November 23, 2010

R.I.P., Thomas Sanders Blue

He wasn’t even thirty inches high and he had barely settled in as part of the family. Finding him this morning, savagely mauled, I could only think of what might he might have become when he grew up. But he was a victim of pointless violence and a public mindset that those who killed him are themselves innocent victims and cannot be held responsible for their actions.


Picea glauca ‘Sanders Blue’, a dwarf Alberta spruce with bright slate-blue needles, came to us in March; a gift from a landscaper friend who spotted it at a specialty nursery. Apart from its striking appearance, the ‘Sanders’ moniker is also our own. The ‘Thomas’ name was always an inside joke. For years, some marketing list-maker has suffered under the delusion that there is a teenager named ‘Thomas’ living at out address, and we get a steady stream of mailed offers for SAT test prep and technical school enrollment. When Sanders Blue arrived, we decided that this must be the long-awaited ‘Thomas’ prophecied by our postal carrier.

Sanders Blue in the
Manhattan bed
The tag said Thomas would do best in full sun and there is only one spot on our property that meets that requirement. And so we pulled out some uninvited, self-seeded rudbeckia from the Manhattan bed and gave Thomas a fitting site, a bucket of compost, and ample water.

Our property abuts several square miles of town conservation watershed and that land is infested with deer. ‘Infested’ is not too strong a word. There are hundreds of them and, like most suburban towns around Boston, hunting is prohibited.

We deal with the deer two ways. When we see them on our property, we run, scream and throw rocks at them. Because the deer would otherwise retreat just a few feet into the woods, we make a point of pursuing them until they are several hundred yards from our property line. But this is only effective during daylight hours when we can see them, or when we are home.
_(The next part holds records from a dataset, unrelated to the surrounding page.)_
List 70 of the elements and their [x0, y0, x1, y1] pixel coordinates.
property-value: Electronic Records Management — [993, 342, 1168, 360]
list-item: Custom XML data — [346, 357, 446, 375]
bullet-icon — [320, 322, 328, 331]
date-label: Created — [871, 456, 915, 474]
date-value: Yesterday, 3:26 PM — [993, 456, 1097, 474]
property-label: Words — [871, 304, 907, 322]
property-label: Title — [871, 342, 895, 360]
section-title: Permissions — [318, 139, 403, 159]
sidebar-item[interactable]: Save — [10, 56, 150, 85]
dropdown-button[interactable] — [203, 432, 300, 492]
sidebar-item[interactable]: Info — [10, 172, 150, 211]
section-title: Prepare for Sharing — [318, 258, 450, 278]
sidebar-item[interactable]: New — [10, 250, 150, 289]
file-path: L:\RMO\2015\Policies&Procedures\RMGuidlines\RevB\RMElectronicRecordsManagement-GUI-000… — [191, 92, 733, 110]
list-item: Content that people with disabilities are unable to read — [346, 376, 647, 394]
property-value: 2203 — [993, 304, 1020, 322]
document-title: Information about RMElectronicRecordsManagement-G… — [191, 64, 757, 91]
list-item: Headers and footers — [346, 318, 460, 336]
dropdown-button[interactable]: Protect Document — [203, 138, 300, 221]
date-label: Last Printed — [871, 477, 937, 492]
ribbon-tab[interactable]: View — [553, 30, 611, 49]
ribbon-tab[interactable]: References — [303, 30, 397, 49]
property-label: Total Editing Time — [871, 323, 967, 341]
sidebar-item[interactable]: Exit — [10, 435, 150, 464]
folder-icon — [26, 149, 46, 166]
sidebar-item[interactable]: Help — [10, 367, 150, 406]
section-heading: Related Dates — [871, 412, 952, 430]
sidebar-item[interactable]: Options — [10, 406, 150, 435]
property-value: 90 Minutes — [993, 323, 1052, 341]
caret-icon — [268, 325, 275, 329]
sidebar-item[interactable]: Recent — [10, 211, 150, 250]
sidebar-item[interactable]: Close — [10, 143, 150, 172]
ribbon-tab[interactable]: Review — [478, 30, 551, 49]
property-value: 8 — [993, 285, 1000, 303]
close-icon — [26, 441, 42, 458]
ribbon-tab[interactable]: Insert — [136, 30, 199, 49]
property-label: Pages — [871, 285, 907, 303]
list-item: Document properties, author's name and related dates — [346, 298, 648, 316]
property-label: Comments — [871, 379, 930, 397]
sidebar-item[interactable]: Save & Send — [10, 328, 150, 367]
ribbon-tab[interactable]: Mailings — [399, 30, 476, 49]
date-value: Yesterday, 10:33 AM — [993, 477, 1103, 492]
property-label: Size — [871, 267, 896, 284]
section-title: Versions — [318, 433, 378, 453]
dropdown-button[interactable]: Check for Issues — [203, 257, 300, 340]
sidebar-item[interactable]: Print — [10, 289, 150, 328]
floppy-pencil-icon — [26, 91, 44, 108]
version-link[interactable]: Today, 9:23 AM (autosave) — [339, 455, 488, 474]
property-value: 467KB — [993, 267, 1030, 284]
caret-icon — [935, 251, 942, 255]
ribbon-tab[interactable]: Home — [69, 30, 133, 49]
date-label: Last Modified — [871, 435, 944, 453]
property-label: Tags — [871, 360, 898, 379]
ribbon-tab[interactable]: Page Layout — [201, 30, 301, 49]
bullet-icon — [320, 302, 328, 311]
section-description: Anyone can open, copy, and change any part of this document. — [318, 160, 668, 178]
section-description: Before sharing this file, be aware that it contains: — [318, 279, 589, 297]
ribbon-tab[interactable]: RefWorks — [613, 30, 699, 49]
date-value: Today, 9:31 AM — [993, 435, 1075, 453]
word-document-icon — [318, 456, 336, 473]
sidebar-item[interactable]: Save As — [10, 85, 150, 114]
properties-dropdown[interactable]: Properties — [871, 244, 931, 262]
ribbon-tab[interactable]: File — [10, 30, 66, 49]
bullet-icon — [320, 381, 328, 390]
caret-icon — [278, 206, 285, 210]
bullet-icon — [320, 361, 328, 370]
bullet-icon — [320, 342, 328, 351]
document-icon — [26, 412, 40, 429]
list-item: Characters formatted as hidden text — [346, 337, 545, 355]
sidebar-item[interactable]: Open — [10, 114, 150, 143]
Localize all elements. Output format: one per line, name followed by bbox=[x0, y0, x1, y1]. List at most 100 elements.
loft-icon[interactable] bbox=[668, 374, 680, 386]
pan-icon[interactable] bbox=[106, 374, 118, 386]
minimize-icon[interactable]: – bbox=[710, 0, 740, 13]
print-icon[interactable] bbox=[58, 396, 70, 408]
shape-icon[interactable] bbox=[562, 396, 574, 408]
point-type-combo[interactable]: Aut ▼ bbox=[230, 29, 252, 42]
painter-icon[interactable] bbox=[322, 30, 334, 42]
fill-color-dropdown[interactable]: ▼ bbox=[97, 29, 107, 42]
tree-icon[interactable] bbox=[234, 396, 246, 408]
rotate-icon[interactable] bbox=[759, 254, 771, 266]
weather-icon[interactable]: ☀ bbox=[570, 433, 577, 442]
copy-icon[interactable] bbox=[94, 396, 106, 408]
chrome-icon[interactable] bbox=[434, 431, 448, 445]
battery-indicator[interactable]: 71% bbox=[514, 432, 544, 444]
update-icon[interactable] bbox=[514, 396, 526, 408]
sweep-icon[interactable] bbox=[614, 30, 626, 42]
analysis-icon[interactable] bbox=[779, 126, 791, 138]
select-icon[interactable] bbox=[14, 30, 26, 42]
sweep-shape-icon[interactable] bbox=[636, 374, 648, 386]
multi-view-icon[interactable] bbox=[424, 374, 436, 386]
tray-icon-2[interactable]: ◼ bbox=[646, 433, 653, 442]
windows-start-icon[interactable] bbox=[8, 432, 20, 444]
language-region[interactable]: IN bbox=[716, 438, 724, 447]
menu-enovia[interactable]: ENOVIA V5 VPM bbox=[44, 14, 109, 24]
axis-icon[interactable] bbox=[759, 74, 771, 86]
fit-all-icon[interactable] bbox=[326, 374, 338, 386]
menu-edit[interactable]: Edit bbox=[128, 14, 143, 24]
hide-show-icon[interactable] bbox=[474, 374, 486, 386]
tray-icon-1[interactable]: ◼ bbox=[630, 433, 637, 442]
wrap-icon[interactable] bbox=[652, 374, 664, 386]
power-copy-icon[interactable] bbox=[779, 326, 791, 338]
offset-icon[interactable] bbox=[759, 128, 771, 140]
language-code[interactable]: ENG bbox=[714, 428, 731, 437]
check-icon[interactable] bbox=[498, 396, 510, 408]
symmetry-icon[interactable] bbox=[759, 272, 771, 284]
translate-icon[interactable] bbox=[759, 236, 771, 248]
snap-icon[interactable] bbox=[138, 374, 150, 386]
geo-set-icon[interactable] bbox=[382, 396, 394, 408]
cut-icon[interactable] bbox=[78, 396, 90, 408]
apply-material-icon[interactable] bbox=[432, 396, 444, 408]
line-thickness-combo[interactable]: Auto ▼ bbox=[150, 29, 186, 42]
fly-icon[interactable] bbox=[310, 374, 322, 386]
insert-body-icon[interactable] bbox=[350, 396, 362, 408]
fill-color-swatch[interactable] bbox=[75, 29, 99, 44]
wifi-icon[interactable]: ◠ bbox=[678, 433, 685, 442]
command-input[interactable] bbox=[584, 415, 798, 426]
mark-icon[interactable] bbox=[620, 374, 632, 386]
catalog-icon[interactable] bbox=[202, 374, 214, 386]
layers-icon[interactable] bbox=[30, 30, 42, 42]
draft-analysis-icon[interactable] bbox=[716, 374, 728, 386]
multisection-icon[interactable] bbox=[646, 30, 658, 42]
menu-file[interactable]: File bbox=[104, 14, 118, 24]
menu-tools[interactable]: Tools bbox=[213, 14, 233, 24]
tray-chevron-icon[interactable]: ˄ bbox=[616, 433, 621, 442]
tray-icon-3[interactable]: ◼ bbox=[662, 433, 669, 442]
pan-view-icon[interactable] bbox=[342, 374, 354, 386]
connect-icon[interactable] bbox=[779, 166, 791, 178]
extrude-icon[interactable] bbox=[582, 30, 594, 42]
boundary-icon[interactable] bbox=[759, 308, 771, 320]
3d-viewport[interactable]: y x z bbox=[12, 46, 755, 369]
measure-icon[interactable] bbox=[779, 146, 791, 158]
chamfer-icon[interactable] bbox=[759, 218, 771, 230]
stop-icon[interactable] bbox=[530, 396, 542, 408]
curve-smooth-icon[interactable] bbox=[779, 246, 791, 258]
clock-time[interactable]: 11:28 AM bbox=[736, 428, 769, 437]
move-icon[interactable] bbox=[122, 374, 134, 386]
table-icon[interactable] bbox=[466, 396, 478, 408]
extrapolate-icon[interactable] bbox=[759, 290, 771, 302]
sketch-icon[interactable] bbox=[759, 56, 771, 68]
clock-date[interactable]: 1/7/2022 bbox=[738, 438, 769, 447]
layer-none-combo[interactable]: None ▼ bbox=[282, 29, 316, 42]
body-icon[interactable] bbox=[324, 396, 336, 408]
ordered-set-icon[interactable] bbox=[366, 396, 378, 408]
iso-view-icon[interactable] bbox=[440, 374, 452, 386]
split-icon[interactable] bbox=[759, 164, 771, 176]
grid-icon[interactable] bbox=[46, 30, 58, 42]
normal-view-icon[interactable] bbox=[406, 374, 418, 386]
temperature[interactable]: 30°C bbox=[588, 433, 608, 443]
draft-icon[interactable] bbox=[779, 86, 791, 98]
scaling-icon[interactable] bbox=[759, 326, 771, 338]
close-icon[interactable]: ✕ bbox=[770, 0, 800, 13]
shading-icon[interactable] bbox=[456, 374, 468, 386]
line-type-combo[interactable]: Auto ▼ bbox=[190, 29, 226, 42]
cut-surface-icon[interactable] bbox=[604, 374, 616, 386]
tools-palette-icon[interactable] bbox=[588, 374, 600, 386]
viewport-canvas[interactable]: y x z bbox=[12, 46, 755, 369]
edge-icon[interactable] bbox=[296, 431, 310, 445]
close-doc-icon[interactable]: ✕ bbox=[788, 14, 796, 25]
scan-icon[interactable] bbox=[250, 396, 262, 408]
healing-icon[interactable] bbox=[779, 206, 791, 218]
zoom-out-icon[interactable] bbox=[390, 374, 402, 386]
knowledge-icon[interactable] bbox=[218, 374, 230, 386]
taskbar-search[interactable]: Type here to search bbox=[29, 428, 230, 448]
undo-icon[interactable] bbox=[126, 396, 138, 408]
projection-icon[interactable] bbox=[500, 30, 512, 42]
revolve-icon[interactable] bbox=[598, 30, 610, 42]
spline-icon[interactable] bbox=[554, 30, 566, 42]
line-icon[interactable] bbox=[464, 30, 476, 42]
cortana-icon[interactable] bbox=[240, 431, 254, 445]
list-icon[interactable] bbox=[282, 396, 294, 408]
Our second, and more effective line of defense is a product called Liquid Fence. During the gardening season, we mix up as many as three gallons of the stuff and spray it once a month on everything that we care about. Liquid Fence smells awful – its active ingredients are putrefied eggs and other nasty stuff – for about three hours. Then it dries and the smell goes away, or at least abates to the human nose. To deer, it continues to smell and taste unpleasant. It is sufficiently effective that we have watched deer nose up to a hosta, start to take a nibble, then back off.

The culprit, in a recent photo
The plan is that the deer learn to avoid us, passing down accumulated wisdom from generation to generation. (“Pay attention, Bambi. The people who live here are crazy. They yell and throw rocks and their plants taste terrible.”)

But, come mid-autumn, we let our guard down. The beds are cleared of perennial stalks then mulched in with leaves so there is little for any critter to eat. We fence the vulnerable evergreens and spray Liquid Fence once a month through the winter as the weather allows. Had we been more diligent, perhaps Thomas would have been spared. Then again, being out on the street made him visible – and therefore vulnerable - to the deer that populate our neighbors’ lawns and gardens.

The photo shows the extent of the damage. The deer ate not only the needles (which have no nutritional value) but also the bark. There is no recovery from such an attack. Thomas is a goner.

This weekend, I’ll dig him out and take the carcass to the compost pile at the back of the property. I’ll do so with a sense of resignation that a hunter with a bow and arrow might have saved Thomas. Or even a well-aimed rock.